It should be said that "conflict of interest" does not describe what is going on between the banks and the so-called regulator. It is corruption that best describes the present system of regulation of the banks by the Federal Reserve.
It is not just enough to audit and say, Well, there's a conflict here. Make some attempt to get those directors who run Wall Street Banks out of the Federal Reserve. Get rid of everyone at the Federal Reserve and start over or Get rid of the Federal Reserve.
What's wrong here? Recommendations are not enough: Investigate, prosecute, fire a lot of guys!
Euphemisms abound in the article. "Reputational risk" means corruption; "appearance of conflict" is a violation of the system of regulations and should be prosecuted; "rigorous procedures to ensure full compliance" means that banks and GE will go ahead and do what they want to do.
Get some backbone, GAO! No waivers! No leniency! Close down Emergency Lending to banks with so-called "conflicts of interest." The whole organization is full of conflicts.
Thieving seems to start at the top and filters on down the line.
Fed Too Chummy With Goldman Sachs, GE
By Shanthi Bharatwaj - The Street
NEW YORK (TheStreet) -- The Federal Reserve needs to take steps to control the conflict of interest involving Reserve Bank directors that also run some of the largest Wall Street banks and U.S. corporations, including Goldman Sachs(GS_) and General Electric(GE_), a government audit report on Wednesday said.
All 12 Reserve Banks should "clearly document the roles and responsibilities of the directors, including restrictions on their involvement in supervision and regulation activities, in their bylaws," the GAO (Government Accountability Office) recommended.
The audit found that Reserve Bank directors often serve on the board of financial firms that the Fed regulates, creating the "appearance of conflict" that posed a "reputational risk" to the central bank.
The report cites instances during the financial crisis that spurred allegations of conflicts of interest. One example was in September 2008, when the then- chairman of the New York Fed's board of directors, Stephen Friedman, was also a board member and shareholder of Goldman Sachs, which had applied to be converted into a bank-holding company in response to the crisis.

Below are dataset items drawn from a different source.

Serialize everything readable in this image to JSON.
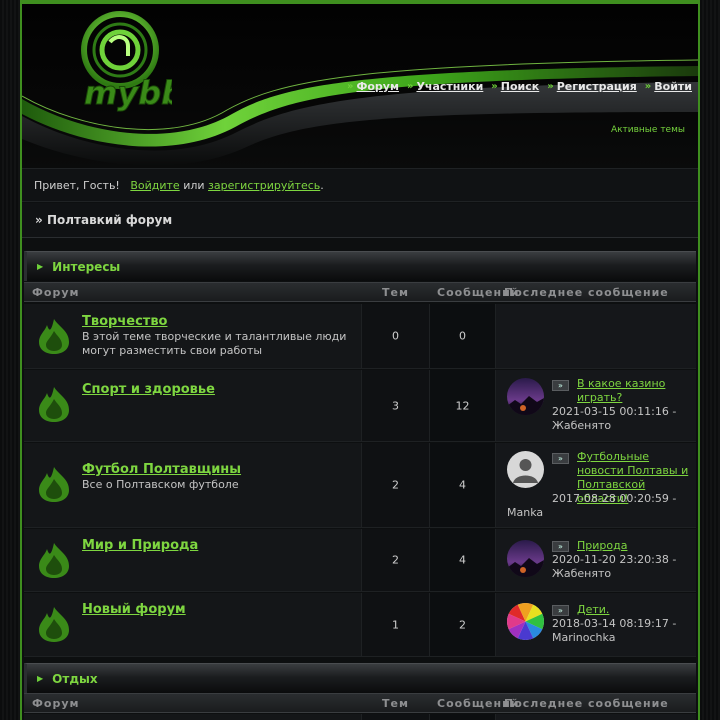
{
  "header": {
    "nav": [
      {
        "label": "Форум"
      },
      {
        "label": "Участники"
      },
      {
        "label": "Поиск"
      },
      {
        "label": "Регистрация"
      },
      {
        "label": "Войти"
      }
    ],
    "active_topics": "Активные темы"
  },
  "welcome": {
    "greeting": "Привет, Гость!",
    "login_link": "Войдите",
    "or": "или",
    "register_link": "зарегистрируйтесь",
    "end": "."
  },
  "breadcrumb": {
    "prefix": "»",
    "title": "Полтавкий форум"
  },
  "columns": {
    "forum": "Форум",
    "topics": "Тем",
    "posts": "Сообщений",
    "last": "Последнее сообщение"
  },
  "categories": [
    {
      "title": "Интересы",
      "forums": [
        {
          "name": "Творчество",
          "desc": "В этой теме творческие и талантливые люди могут разместить свои работы",
          "topics": "0",
          "posts": "0"
        },
        {
          "name": "Спорт и здоровье",
          "desc": "",
          "topics": "3",
          "posts": "12",
          "last_title": "В какое казино играть?",
          "last_date": "2021-03-15 00:11:16 -",
          "last_user": "Жабенято",
          "avatar": "night-landscape-avatar"
        },
        {
          "name": "Футбол Полтавщины",
          "desc": "Все о Полтавском футболе",
          "topics": "2",
          "posts": "4",
          "last_title": "Футбольные новости Полтавы и Полтавской области!",
          "last_date": "2017-08-28 00:20:59 -",
          "last_user": "Manka",
          "avatar": "default-user-avatar"
        },
        {
          "name": "Мир и Природа",
          "desc": "",
          "topics": "2",
          "posts": "4",
          "last_title": "Природа",
          "last_date": "2020-11-20 23:20:38 -",
          "last_user": "Жабенято",
          "avatar": "night-landscape-avatar"
        },
        {
          "name": "Новый форум",
          "desc": "",
          "topics": "1",
          "posts": "2",
          "last_title": "Дети.",
          "last_date": "2018-03-14 08:19:17 -",
          "last_user": "Marinochka",
          "avatar": "umbrella-avatar"
        }
      ]
    },
    {
      "title": "Отдых",
      "forums": []
    }
  ],
  "colors": {
    "accent": "#7ed640",
    "frame": "#3f8f1f",
    "background": "#0d0f10"
  }
}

In October, the New York Fed requested waiver on behalf of Friedman, but was unaware that he had bought additional shares in Goldman through an automatic stock purchase program. The waiver was granted in January. Friedman later resigned in May.
Goldman and other large firms were recipients of billions of dollars of funding during the crisis. The GAO identified at least 8 former and current Reserve Bank directors who were affiliated with institutions that used the central bank's emergency program.